= Core Video =

Video processing model used in macOS

Core Video is the video processing model employed by macOS. It links the process of decompressing frames from a video source to the rest of the Quartz technologies for image rendering and composition. Both QuickTime X and QuickTime 7 depend on Core Video.

== Overview ==
Core Video provides both a buffering model and a playback synchronization solution within its processing pipeline. A video source provides a decompressed data stream to be rendered as images within a visual context in Quartz 2D. Core Video can be thought of as the link between this video source and its display context. Rendered images can be further processed by Core Image before being composed into a final scene with Quartz Compositor. As part of the composition process, Core Video maintains a frame buffer, keeping a pool of rendered, composed frames ready for playback. To ensure smooth playback, Core Video uses a high-priority thread to maintain its frame buffer. This display link runs independently from the application which invokes video playback, and it compensates for different display refresh rates and latency.

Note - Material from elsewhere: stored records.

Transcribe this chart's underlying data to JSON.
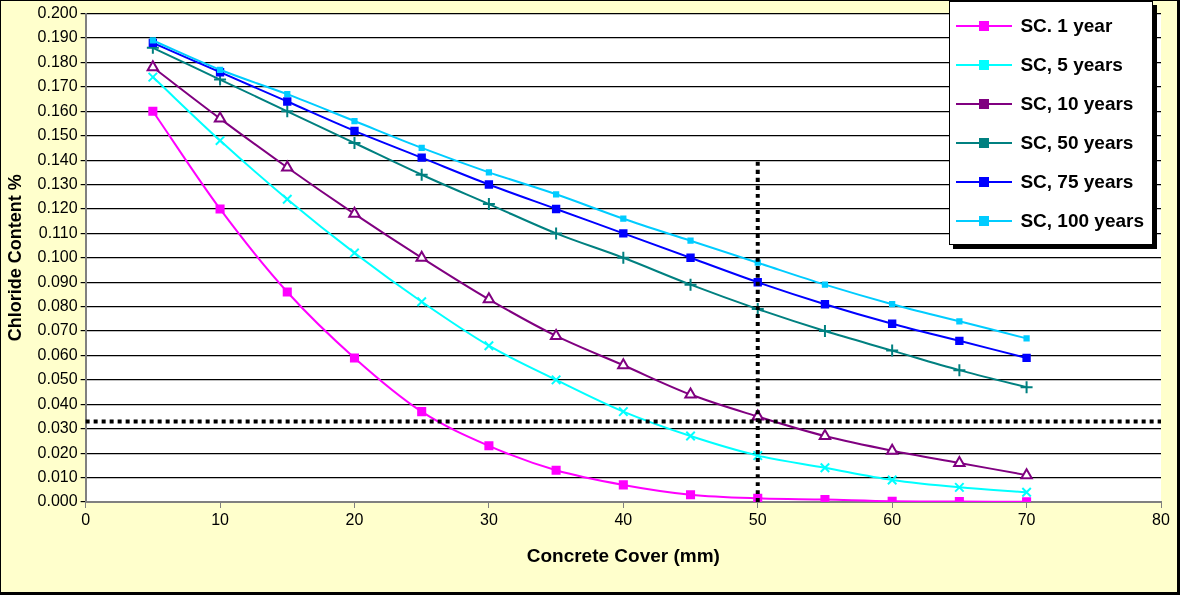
{
  "chart_data": {
    "type": "line",
    "xlabel": "Concrete Cover (mm)",
    "ylabel": "Chloride Content %",
    "x": [
      5,
      10,
      15,
      20,
      25,
      30,
      35,
      40,
      45,
      50,
      55,
      60,
      65,
      70
    ],
    "series": [
      {
        "name": "SC. 1 year",
        "color": "#ff00ff",
        "marker": "square",
        "values": [
          0.16,
          0.12,
          0.086,
          0.059,
          0.037,
          0.023,
          0.013,
          0.007,
          0.003,
          0.0015,
          0.001,
          0.0003,
          0.0002,
          0.0001
        ]
      },
      {
        "name": "SC, 5 years",
        "color": "#00ffff",
        "marker": "cross",
        "values": [
          0.174,
          0.148,
          0.124,
          0.102,
          0.082,
          0.064,
          0.05,
          0.037,
          0.027,
          0.019,
          0.014,
          0.009,
          0.006,
          0.004
        ]
      },
      {
        "name": "SC, 10 years",
        "color": "#800080",
        "marker": "triangle",
        "values": [
          0.178,
          0.157,
          0.137,
          0.118,
          0.1,
          0.083,
          0.068,
          0.056,
          0.044,
          0.035,
          0.027,
          0.021,
          0.016,
          0.011
        ]
      },
      {
        "name": "SC, 50 years",
        "color": "#008080",
        "marker": "cross",
        "values": [
          0.186,
          0.173,
          0.16,
          0.147,
          0.134,
          0.122,
          0.11,
          0.1,
          0.089,
          0.079,
          0.07,
          0.062,
          0.054,
          0.047
        ]
      },
      {
        "name": "SC, 75 years",
        "color": "#0000ff",
        "marker": "square",
        "values": [
          0.188,
          0.176,
          0.164,
          0.152,
          0.141,
          0.13,
          0.12,
          0.11,
          0.1,
          0.09,
          0.081,
          0.073,
          0.066,
          0.059
        ]
      },
      {
        "name": "SC, 100 years",
        "color": "#00ccff",
        "marker": "square",
        "values": [
          0.189,
          0.177,
          0.167,
          0.156,
          0.145,
          0.135,
          0.126,
          0.116,
          0.107,
          0.098,
          0.089,
          0.081,
          0.074,
          0.067
        ]
      },
      {
        "type": "line",
        "color": "#000000",
        "marker": "none",
        "line_style": "dotted",
        "x": [
          50,
          50
        ],
        "values": [
          0,
          0.14
        ]
      }
    ],
    "ref_lines": [
      {
        "axis": "y",
        "value": 0.033,
        "color": "#000000",
        "line_style": "dotted"
      }
    ],
    "xlim": [
      0,
      80
    ],
    "xticks": [
      0,
      10,
      20,
      30,
      40,
      50,
      60,
      70,
      80
    ],
    "ylim": [
      0,
      0.2
    ],
    "yticks": [
      {
        "value": 0,
        "label": "0.000"
      },
      {
        "value": 0.01,
        "label": "0.010"
      },
      {
        "value": 0.02,
        "label": "0.020"
      },
      {
        "value": 0.03,
        "label": "0.030"
      },
      {
        "value": 0.04,
        "label": "0.040"
      },
      {
        "value": 0.05,
        "label": "0.050"
      },
      {
        "value": 0.06,
        "label": "0.060"
      },
      {
        "value": 0.07,
        "label": "0.070"
      },
      {
        "value": 0.08,
        "label": "0.080"
      },
      {
        "value": 0.09,
        "label": "0.090"
      },
      {
        "value": 0.1,
        "label": "0.100"
      },
      {
        "value": 0.11,
        "label": "0.110"
      },
      {
        "value": 0.12,
        "label": "0.120"
      },
      {
        "value": 0.13,
        "label": "0.130"
      },
      {
        "value": 0.14,
        "label": "0.140"
      },
      {
        "value": 0.15,
        "label": "0.150"
      },
      {
        "value": 0.16,
        "label": "0.160"
      },
      {
        "value": 0.17,
        "label": "0.170"
      },
      {
        "value": 0.18,
        "label": "0.180"
      },
      {
        "value": 0.19,
        "label": "0.190"
      },
      {
        "value": 0.2,
        "label": "0.200"
      }
    ],
    "grid": "y",
    "legend": "top right"
  }
}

Because QuickTime 7 employed Core Video, it was the first version of QuickTime to implement the rendering capability of Quartz. Previous versions of QuickTime used QuickDraw for rendering. Although Core Video typically interacts with QuickTime, it can interact with any video source.

Core Video benefits from graphics processor (GPU) rendering and composition provided by Quartz GL, Core Image, and Quartz Extreme, since final playback is composed on an OpenGL surface.

== History ==
Although Core Video was introduced with the release of Mac OS X v10.4, it is included in the installation of QuickTime 7 on Mac OS X; thus, Core Video is available for Mac OS X 10.3.9 with QuickTime 7 installed as well.

In Mac OS X 10.4, Core Video is implemented as part of the QuartzCore framework; in Mac OS X 10.5 and later, it resides in its own framework.